Новая тетка моя была добрая, образованная женщина и принадлежала к высшему обществу; она мне очень понравилась; она была такая тихая, кроткая, вежливая; большой рост ее напоминал мне матушку. Я везде отыскивала сходство с вей; тут оно ограничивалось ростом, белыми руками и воспитанием.
Она очень ласково обращалась со мной и старалась доставить мне всевозможные удовольствия, сообразные с моими летами: сзывала моих ровесниц к себе, возила меня гулять, один раз взяла для меня ложу в балете и так привязалась ко мне, что не хотела отпускать к Марье Васильевне и написала к ней об этом, но та осталась непреклонна и вместо ответа прислала мужа своего за мной. Тетка Софья Дмитриевна меня очень ему расхвалила и при мне же прибавила по-французски: "особенно трогает меня ее привязанность к матери; она не наговорится о ней и всегда готова плакать при ее имени".

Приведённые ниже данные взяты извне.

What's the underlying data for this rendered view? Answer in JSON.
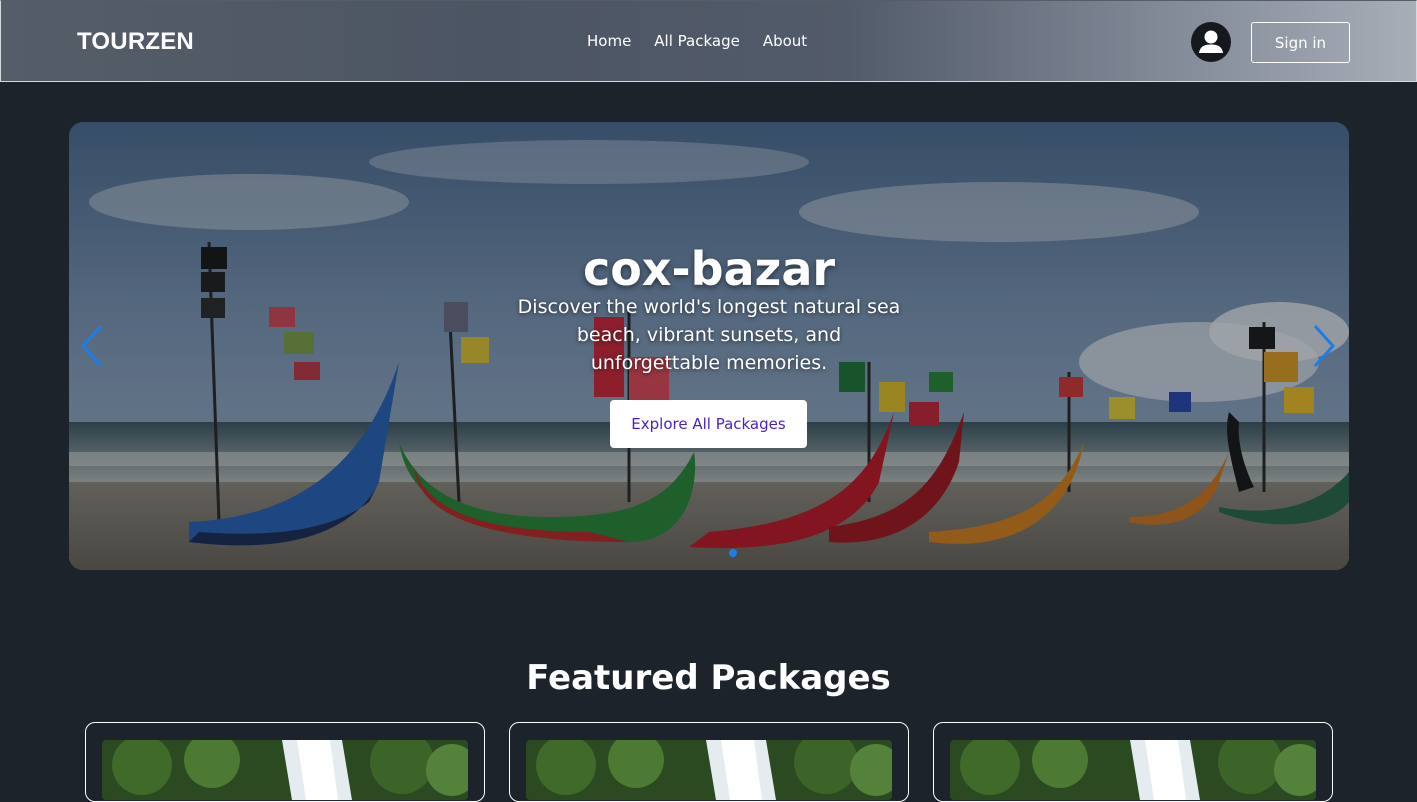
{
  "navbar": {
    "brand": "TOURZEN",
    "links": [
      "Home",
      "All Package",
      "About"
    ],
    "avatar_icon": "user-avatar-icon",
    "signin_label": "Sign in"
  },
  "hero": {
    "title": "cox-bazar",
    "description": "Discover the world's longest natural sea beach, vibrant sunsets, and unforgettable memories.",
    "cta_label": "Explore All Packages",
    "prev_icon": "chevron-left-icon",
    "next_icon": "chevron-right-icon",
    "slide_count": 1,
    "active_slide": 1
  },
  "featured": {
    "title": "Featured Packages",
    "cards": [
      {
        "image": "waterfall-forest-image"
      },
      {
        "image": "waterfall-forest-image"
      },
      {
        "image": "waterfall-forest-image"
      }
    ]
  },
  "colors": {
    "page_bg": "#1d232a",
    "accent_blue": "#1e7ce8",
    "cta_text": "#4a1fd1"
  }
}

Дядя Николай Сергеевич очень заботился обо мне в дороге, он был неразговорчив и после обычных вопросов: "Не голодна ли ты? Не хочется ли спать?" примется за трубку, промолчит до следующей станции и потом возобновит те нее вопросы.
Вообще разговор, да и самая жизнь дяди была однообразна до приторности. Дядя привез меня в свою псковскую деревню, в четырех верстах от Острова. Там был дом каменный, старинный, прекрасной архитектуры, в роде замка с галереями и пристройками по бокам, на покатой, но высокой горе; глубокие овраги по обеим сторонам горы вели к самой Великой, за оврагами прелестные рощи; сад был маленький и только что разводился.
Марья Васильевна принялась сама учить меня, без вокабулов и французских разговоров дело не обошлось, а немного спустя она засадила меня переводить статьи из Leçons de littérature et de morale par Noêl et Chapsal, что было нелегкое дело; возвышенный язык Боссюрта и Массильона меня доводил частенько до слез.
Она собственноручно написала программу моих уроков; в ней заключались французский и русский языки, история, географии, мифология и музыка.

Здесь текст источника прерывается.